Is it a hierarchical position or a type of governance process? Is it a proxy for decision-making, or is it about personal influence? Is it something performed by one person or by several?
The answer is yes to all of the above (and more) and therein lies the problem – not helped by all the ‘big ideas’ on leadership that compete on our bookshelves and our newsstands.
At AGL, our attention tends to be drawn away from the crash-bang-wallop of the eye-catching new fad. Instead, we are interested in things that speak of the lived human experience.
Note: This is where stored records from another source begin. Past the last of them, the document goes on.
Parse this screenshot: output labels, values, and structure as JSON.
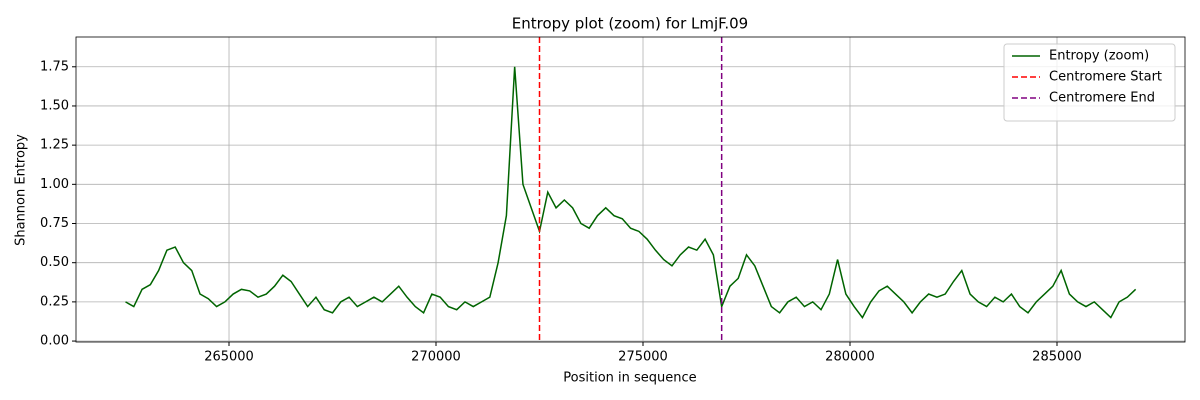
{
  "chart_data": {
    "type": "line",
    "title": "Entropy plot (zoom) for LmjF.09",
    "xlabel": "Position in sequence",
    "ylabel": "Shannon Entropy",
    "xlim": [
      261304,
      288092
    ],
    "ylim": [
      -0.006,
      1.94
    ],
    "xticks": [
      265000,
      270000,
      275000,
      280000,
      285000
    ],
    "yticks": [
      {
        "value": 0,
        "label": "0.00"
      },
      {
        "value": 0.25,
        "label": "0.25"
      },
      {
        "value": 0.5,
        "label": "0.50"
      },
      {
        "value": 0.75,
        "label": "0.75"
      },
      {
        "value": 1,
        "label": "1.00"
      },
      {
        "value": 1.25,
        "label": "1.25"
      },
      {
        "value": 1.5,
        "label": "1.50"
      },
      {
        "value": 1.75,
        "label": "1.75"
      }
    ],
    "grid": true,
    "legend": "upper right",
    "x": [
      262500,
      262700,
      262900,
      263100,
      263300,
      263500,
      263700,
      263900,
      264100,
      264300,
      264500,
      264700,
      264900,
      265100,
      265300,
      265500,
      265700,
      265900,
      266100,
      266300,
      266500,
      266700,
      266900,
      267100,
      267300,
      267500,
      267700,
      267900,
      268100,
      268300,
      268500,
      268700,
      268900,
      269100,
      269300,
      269500,
      269700,
      269900,
      270100,
      270300,
      270500,
      270700,
      270900,
      271100,
      271300,
      271500,
      271700,
      271900,
      272100,
      272300,
      272500,
      272700,
      272900,
      273100,
      273300,
      273500,
      273700,
      273900,
      274100,
      274300,
      274500,
      274700,
      274900,
      275100,
      275300,
      275500,
      275700,
      275900,
      276100,
      276300,
      276500,
      276700,
      276900,
      277100,
      277300,
      277500,
      277700,
      277900,
      278100,
      278300,
      278500,
      278700,
      278900,
      279100,
      279300,
      279500,
      279700,
      279900,
      280100,
      280300,
      280500,
      280700,
      280900,
      281100,
      281300,
      281500,
      281700,
      281900,
      282100,
      282300,
      282500,
      282700,
      282900,
      283100,
      283300,
      283500,
      283700,
      283900,
      284100,
      284300,
      284500,
      284700,
      284900,
      285100,
      285300,
      285500,
      285700,
      285900,
      286100,
      286300,
      286500,
      286700,
      286900
    ],
    "series": [
      {
        "name": "Entropy (zoom)",
        "color": "#006400",
        "values": [
          0.25,
          0.22,
          0.33,
          0.36,
          0.45,
          0.58,
          0.6,
          0.5,
          0.45,
          0.3,
          0.27,
          0.22,
          0.25,
          0.3,
          0.33,
          0.32,
          0.28,
          0.3,
          0.35,
          0.42,
          0.38,
          0.3,
          0.22,
          0.28,
          0.2,
          0.18,
          0.25,
          0.28,
          0.22,
          0.25,
          0.28,
          0.25,
          0.3,
          0.35,
          0.28,
          0.22,
          0.18,
          0.3,
          0.28,
          0.22,
          0.2,
          0.25,
          0.22,
          0.25,
          0.28,
          0.5,
          0.8,
          1.75,
          1.0,
          0.85,
          0.7,
          0.95,
          0.85,
          0.9,
          0.85,
          0.75,
          0.72,
          0.8,
          0.85,
          0.8,
          0.78,
          0.72,
          0.7,
          0.65,
          0.58,
          0.52,
          0.48,
          0.55,
          0.6,
          0.58,
          0.65,
          0.55,
          0.22,
          0.35,
          0.4,
          0.55,
          0.48,
          0.35,
          0.22,
          0.18,
          0.25,
          0.28,
          0.22,
          0.25,
          0.2,
          0.3,
          0.52,
          0.3,
          0.22,
          0.15,
          0.25,
          0.32,
          0.35,
          0.3,
          0.25,
          0.18,
          0.25,
          0.3,
          0.28,
          0.3,
          0.38,
          0.45,
          0.3,
          0.25,
          0.22,
          0.28,
          0.25,
          0.3,
          0.22,
          0.18,
          0.25,
          0.3,
          0.35,
          0.45,
          0.3,
          0.25,
          0.22,
          0.25,
          0.2,
          0.15,
          0.25,
          0.28,
          0.33
        ]
      }
    ],
    "vlines": [
      {
        "name": "Centromere Start",
        "color": "#ff0000",
        "x": 272500
      },
      {
        "name": "Centromere End",
        "color": "#800080",
        "x": 276900
      }
    ]
  }
}
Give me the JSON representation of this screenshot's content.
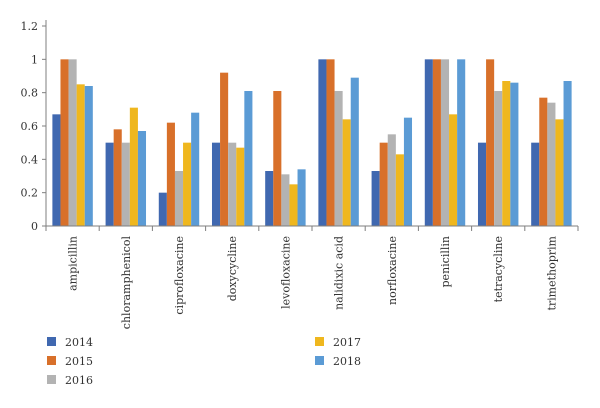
{
  "chart_data": {
    "type": "bar",
    "title": "",
    "xlabel": "",
    "ylabel": "",
    "ylim": [
      0,
      1.2
    ],
    "yticks": [
      "0",
      "0.2",
      "0.4",
      "0.6",
      "0.8",
      "1",
      "1.2"
    ],
    "grid": false,
    "legend_position": "bottom",
    "categories": [
      "ampicillin",
      "chloramphenicol",
      "ciprofloxacine",
      "doxycycline",
      "levofloxacine",
      "nalidixic acid",
      "norfloxacine",
      "penicillin",
      "tetracycline",
      "trimethoprim"
    ],
    "series": [
      {
        "name": "2014",
        "color": "#4068b0",
        "values": [
          0.67,
          0.5,
          0.2,
          0.5,
          0.33,
          1.0,
          0.33,
          1.0,
          0.5,
          0.5
        ]
      },
      {
        "name": "2015",
        "color": "#d8702a",
        "values": [
          1.0,
          0.58,
          0.62,
          0.92,
          0.81,
          1.0,
          0.5,
          1.0,
          1.0,
          0.77
        ]
      },
      {
        "name": "2016",
        "color": "#b3b3b3",
        "values": [
          1.0,
          0.5,
          0.33,
          0.5,
          0.31,
          0.81,
          0.55,
          1.0,
          0.81,
          0.74
        ]
      },
      {
        "name": "2017",
        "color": "#efb71e",
        "values": [
          0.85,
          0.71,
          0.5,
          0.47,
          0.25,
          0.64,
          0.43,
          0.67,
          0.87,
          0.64
        ]
      },
      {
        "name": "2018",
        "color": "#5b9bd5",
        "values": [
          0.84,
          0.57,
          0.68,
          0.81,
          0.34,
          0.89,
          0.65,
          1.0,
          0.86,
          0.87
        ]
      }
    ]
  }
}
And so it is with leadership too.
We care about what it’s really like to work under pressure, take on new responsibility, bring people with you, galvanise energies in pursuit of a shared goal and still be a good parent, child, sibling, friend.
This means we are interested, not just in what leaders do and say, and the impact this makes on the world around them, but also in the attitudes, values and motivations that guide their choices.
And we are interested in the reserves of strength they have to draw upon when things seem harder, more confused – reserves that are often derived from a deep sense of identity, purpose, confidence and self-awareness.
To explore this further, and together with psychologists at the University of the West of England, we have developed a model of leadership that now acts as a centrepiece to our new four-day leadership programme.
We take people through the four layers in turn, exploring in practical, engaging and thought-provoking ways what each one means while building a unique profile for each participant – a profile that they can share with the people around them to deepen their relationships and mutual understanding.
Ultimately, it is our conviction that by connecting our actions to our values, and by drawing on our confidence and sense of purpose, we are more likely to achieve the impact we want to have.
And by making the invisible more visible to others, we show a bit more of our authentic selves. This is vital to building trust – and to taking people with you as you get things done.